Forse avrebbe desiderato aver qualcuno a cui poter parlare, ma non sapeva comunicare niente di se stessa se non con quell’insolito primitivo rarefatto linguaggio spoglio di parole e di chiari costrutti sintattici, fatto di sguardi fugaci, di sorrisi smorzati, di gorgoglianti risate e ancora di tremolio delle carni, di freddi sudori, di calde vampate. Anche le sue umidicce strette di mano invocavano amore. Ma la gente non le voleva bene, la considerava uno sporco lurido essere, un’ubriacona e una scema che spaventava rincorrendoli i ragazzini quando al solo vederla passare intonavano canzoni di scherno o motteggiavano
“Teresina non ha le mutandeeee!”
Altre volte, per ripararsi dai sassi che le scagliavano contro, seppure per gioco, era costretta a camminare con le braccia ripiegate sul capo e così la cadenza del passo pesante le faceva oscillare liberamente i penduli seni.
Teresina non aveva nessuno ma fingeva di avere qualcuno da ricordare quando il due di novembre anche lei si recava al cimitero mescolandosi ora in quel gruppo che sostava compunto dinanzi a una tomba, ora inginocchiandosi da sola dinanzi a un’effigie. Una volta la sorpresero che sottraeva fiori a dei fasci deposti davanti a una lapide e ne adornava poi un piccolo cumulo di terra ammassata con le sue stesse mani sotto il muro di cinta. In cima un santino.
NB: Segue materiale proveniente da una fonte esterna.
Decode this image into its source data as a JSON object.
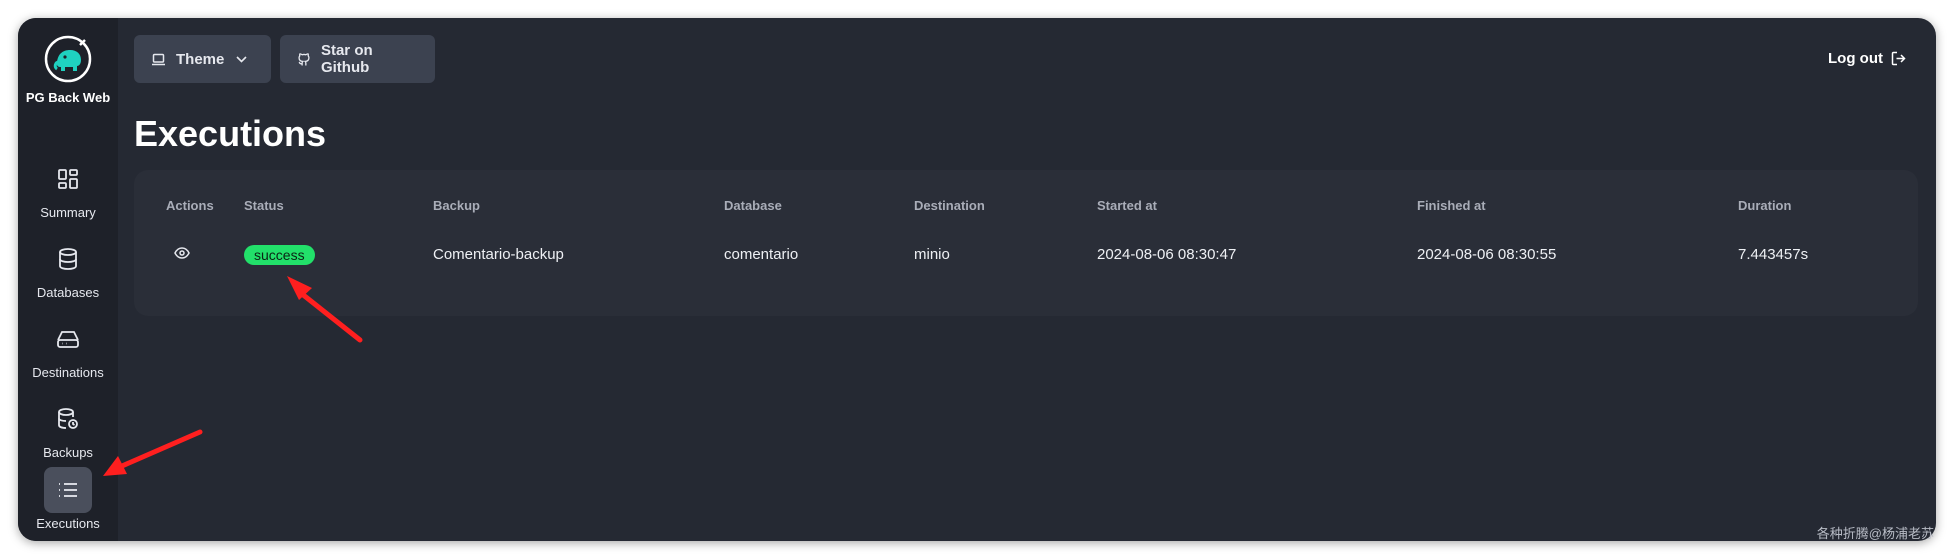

A suo modo nutriva pietà, quella pietà che inutilmente attendeva dagli altri, dalla gente normale che raramente si spingeva a donare qualcosa in più dei semplici avanzi di cibo, incapace forse di donare briciole d’amore. Forse perché si crede che un fatale destino renda i miseri sempre più miseri e i fortunati sempre più fortunati in un mondo dove non è concesso che le vite degli uni e degli altri si incontrino mai. O forse perché si è così deboli da non ritenersi capaci di sopportare oltre il proprio bagaglio di pene anche quello degli altri.
Continuava comunque Teresina a fumare le sue cicche e a bere il suo vino. E con gli occhi puntati alle stelle parlava….parlava…, ricordava o compiva voli di fantasia alla ricerca di un mondo dove anche lei potesse entrare, dove vivere significasse ridere e piangere, gioire e soffrire per tutti allo stesso modo. Dove la carezza della mano amica fosse donata a tutti e non ci fossero come riparo ai colpi della sorte scafandri per alcuni, per altri la sola pelle sottile.
Fu così che la trovarono una notte d’agosto, sotto un albero, il capo appoggiato rigidamente al tronco, gli occhi sbarrati e un dolce sorriso che le stirava le labbra. Se le avessero dipinto di belletto le guance e le labbra sarebbe apparsa il più felice dei clown: l’ultimo volo dell’anima aveva completamente disperso i semi di solitudine tante volte repressi nel fondo del cuore.